Methotrexate for the Treatment of Graft-versus-Host Disease after Allogeneic Hematopoietic Stem Cell Transplantation

1National Research Center, Tahrir Street, Cairo, Egypt
2Adult HSCT Program, Ain Shams University Hospitals, P.O. Box 1156, Cairo, Egypt
3Adult HSCT Program, Oncology Center, King Faisal Specialist Hospital & Research Center, P.O. Box 3354, Riyadh 11211, Saudi Arabia
4Pharmaceutical Care Division, King Faisal Specialist Hospital & Research Center, P.O. BOX 3354, Riyadh 11211, Saudi Arabia

Received 17 July 2014; Revised 22 September 2014; Accepted 23 September 2014; Published 27 October 2014

Academic Editor: Diego Cantarovich

Copyright © 2014 Amr Nassar et al. This is an open access article distributed under the Creative Commons Attribution License, which permits unrestricted use, distribution, and reproduction in any medium, provided the original work is properly cited.
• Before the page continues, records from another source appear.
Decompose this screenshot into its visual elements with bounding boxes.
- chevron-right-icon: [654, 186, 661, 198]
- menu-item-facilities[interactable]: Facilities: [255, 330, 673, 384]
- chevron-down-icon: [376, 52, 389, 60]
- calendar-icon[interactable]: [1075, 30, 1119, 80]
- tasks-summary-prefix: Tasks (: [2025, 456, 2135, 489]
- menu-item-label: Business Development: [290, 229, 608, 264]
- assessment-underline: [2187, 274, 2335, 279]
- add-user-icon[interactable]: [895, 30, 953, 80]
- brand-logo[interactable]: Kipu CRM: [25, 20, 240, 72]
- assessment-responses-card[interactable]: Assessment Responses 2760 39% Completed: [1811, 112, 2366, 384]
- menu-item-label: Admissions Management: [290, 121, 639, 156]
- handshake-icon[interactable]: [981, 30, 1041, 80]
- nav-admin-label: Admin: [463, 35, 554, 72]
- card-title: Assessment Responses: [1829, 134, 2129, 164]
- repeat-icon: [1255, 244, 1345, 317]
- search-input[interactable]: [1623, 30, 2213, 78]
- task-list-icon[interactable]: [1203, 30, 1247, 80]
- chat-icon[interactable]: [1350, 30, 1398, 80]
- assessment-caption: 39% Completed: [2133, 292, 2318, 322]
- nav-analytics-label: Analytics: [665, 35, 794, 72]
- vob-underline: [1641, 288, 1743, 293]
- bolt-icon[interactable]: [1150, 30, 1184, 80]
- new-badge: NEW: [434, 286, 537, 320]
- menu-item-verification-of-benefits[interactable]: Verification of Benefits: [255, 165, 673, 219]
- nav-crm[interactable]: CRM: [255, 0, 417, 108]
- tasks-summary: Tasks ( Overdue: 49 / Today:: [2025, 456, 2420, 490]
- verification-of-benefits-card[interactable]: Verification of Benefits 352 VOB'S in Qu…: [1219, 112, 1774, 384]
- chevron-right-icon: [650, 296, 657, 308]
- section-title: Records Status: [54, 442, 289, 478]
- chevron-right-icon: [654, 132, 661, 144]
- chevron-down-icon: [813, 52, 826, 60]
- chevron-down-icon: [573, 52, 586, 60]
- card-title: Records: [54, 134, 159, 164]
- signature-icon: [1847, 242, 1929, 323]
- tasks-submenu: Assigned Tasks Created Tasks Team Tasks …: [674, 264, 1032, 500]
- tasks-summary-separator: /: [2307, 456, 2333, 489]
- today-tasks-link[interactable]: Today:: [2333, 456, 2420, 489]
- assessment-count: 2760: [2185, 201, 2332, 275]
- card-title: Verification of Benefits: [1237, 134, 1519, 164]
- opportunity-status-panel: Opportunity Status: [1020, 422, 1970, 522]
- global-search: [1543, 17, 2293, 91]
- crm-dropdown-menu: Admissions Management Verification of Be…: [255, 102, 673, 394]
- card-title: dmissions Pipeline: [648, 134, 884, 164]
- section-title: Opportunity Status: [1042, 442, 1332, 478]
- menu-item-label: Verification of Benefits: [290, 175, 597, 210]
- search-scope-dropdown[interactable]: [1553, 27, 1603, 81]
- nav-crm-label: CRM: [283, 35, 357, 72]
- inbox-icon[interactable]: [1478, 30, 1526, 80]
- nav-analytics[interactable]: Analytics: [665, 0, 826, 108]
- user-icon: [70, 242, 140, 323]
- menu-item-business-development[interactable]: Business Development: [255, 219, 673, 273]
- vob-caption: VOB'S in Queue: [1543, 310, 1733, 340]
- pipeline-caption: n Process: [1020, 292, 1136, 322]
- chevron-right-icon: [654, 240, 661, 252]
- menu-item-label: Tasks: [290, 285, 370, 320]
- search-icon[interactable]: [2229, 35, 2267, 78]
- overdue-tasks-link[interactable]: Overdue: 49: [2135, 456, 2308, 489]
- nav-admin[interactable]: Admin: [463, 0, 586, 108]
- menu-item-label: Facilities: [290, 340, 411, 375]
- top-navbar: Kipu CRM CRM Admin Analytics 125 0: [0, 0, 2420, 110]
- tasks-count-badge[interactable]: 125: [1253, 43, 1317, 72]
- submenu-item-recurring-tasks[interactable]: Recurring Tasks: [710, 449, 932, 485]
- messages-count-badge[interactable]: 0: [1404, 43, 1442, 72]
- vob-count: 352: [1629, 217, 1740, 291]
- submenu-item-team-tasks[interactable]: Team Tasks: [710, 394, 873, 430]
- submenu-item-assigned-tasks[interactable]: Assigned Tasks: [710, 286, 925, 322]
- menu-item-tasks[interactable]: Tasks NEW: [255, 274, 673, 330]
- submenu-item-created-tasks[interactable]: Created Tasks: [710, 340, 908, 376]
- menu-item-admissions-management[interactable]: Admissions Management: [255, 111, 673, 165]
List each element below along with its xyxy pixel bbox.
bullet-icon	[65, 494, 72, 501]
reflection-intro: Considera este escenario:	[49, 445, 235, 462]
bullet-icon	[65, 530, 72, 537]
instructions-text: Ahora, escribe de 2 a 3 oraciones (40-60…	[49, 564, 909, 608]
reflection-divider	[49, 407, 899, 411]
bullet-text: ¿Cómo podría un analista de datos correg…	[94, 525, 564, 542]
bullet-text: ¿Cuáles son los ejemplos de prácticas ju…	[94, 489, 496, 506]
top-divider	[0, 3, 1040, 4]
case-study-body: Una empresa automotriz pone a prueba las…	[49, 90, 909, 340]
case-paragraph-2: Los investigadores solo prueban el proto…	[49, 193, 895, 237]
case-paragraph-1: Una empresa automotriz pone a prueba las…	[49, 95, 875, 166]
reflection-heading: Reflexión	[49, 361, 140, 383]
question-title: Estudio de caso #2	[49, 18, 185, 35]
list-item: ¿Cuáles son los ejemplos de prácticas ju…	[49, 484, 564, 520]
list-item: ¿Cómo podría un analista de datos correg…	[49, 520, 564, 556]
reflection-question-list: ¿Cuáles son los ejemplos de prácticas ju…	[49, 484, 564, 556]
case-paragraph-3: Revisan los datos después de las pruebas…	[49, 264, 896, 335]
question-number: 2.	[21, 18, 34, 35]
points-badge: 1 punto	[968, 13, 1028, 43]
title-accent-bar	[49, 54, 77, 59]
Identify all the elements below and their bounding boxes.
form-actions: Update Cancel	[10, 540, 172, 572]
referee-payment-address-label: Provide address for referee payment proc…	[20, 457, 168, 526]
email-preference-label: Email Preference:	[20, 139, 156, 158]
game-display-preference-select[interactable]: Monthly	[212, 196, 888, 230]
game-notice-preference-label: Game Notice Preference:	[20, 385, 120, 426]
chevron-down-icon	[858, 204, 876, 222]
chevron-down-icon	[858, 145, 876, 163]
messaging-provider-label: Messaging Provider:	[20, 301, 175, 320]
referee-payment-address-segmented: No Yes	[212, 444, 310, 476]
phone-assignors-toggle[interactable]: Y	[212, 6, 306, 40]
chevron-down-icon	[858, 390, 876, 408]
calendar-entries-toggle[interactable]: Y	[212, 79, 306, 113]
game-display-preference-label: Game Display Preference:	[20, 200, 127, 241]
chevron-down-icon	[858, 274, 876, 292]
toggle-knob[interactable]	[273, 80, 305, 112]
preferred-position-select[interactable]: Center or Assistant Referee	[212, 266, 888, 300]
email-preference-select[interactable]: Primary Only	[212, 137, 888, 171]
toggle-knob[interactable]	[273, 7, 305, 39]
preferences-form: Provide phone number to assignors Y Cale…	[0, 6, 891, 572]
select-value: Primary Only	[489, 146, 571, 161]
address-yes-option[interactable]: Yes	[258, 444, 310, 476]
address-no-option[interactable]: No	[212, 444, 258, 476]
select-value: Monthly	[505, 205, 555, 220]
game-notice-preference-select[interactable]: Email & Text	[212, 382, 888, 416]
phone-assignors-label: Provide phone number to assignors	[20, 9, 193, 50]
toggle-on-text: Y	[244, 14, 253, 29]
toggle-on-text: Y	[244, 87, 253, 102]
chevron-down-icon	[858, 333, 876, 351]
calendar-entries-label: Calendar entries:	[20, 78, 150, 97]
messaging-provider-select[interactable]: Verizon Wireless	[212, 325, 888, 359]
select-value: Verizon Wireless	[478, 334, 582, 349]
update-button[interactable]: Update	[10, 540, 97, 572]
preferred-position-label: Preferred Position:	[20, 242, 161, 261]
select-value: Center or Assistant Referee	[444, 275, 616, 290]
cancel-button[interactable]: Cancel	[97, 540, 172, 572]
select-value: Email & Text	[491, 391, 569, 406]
Glucocorticoids have been the primary treatment of graft-versus-host disease (GVHD) over the past decade. Complete responses to steroid therapy are usually expected in almost one-third of aGVHD cases and partial response is anticipated in another one-third of patients. However, for those patients not responding to corticosteroid treatment, there is no standard second-line therapy for acute or chronic GVHD. Methotrexate (MTX) for treatment of steroid refractory GVHD has been evaluated in a number of studies. Results from peer-reviewed original articles were identified and the pooled data analyzed. Despite several limitations in data collection and analysis, weekly administration of methotrexate at a median dose of 7.5 mg/m2 seems to be safe with minimal toxicities in the context of both aGVHD and cGVHD treatments. The observed overall response (OR) in patients with aGVHD to MTX treatment in the published studies was 69.9%, with complete response (CR) in 59.2% and PR in 10.6%. In cGVHD the OR was 77.6%, with CR reported in 49.6% and PR in 28% of patients. Predictors of better responses were lower grade GVHD, cutaneous involvement, and isolated organ involvement. MTX as a steroid sparing agent might reduce long-term complications and improve the quality of life of GVHD affected individuals.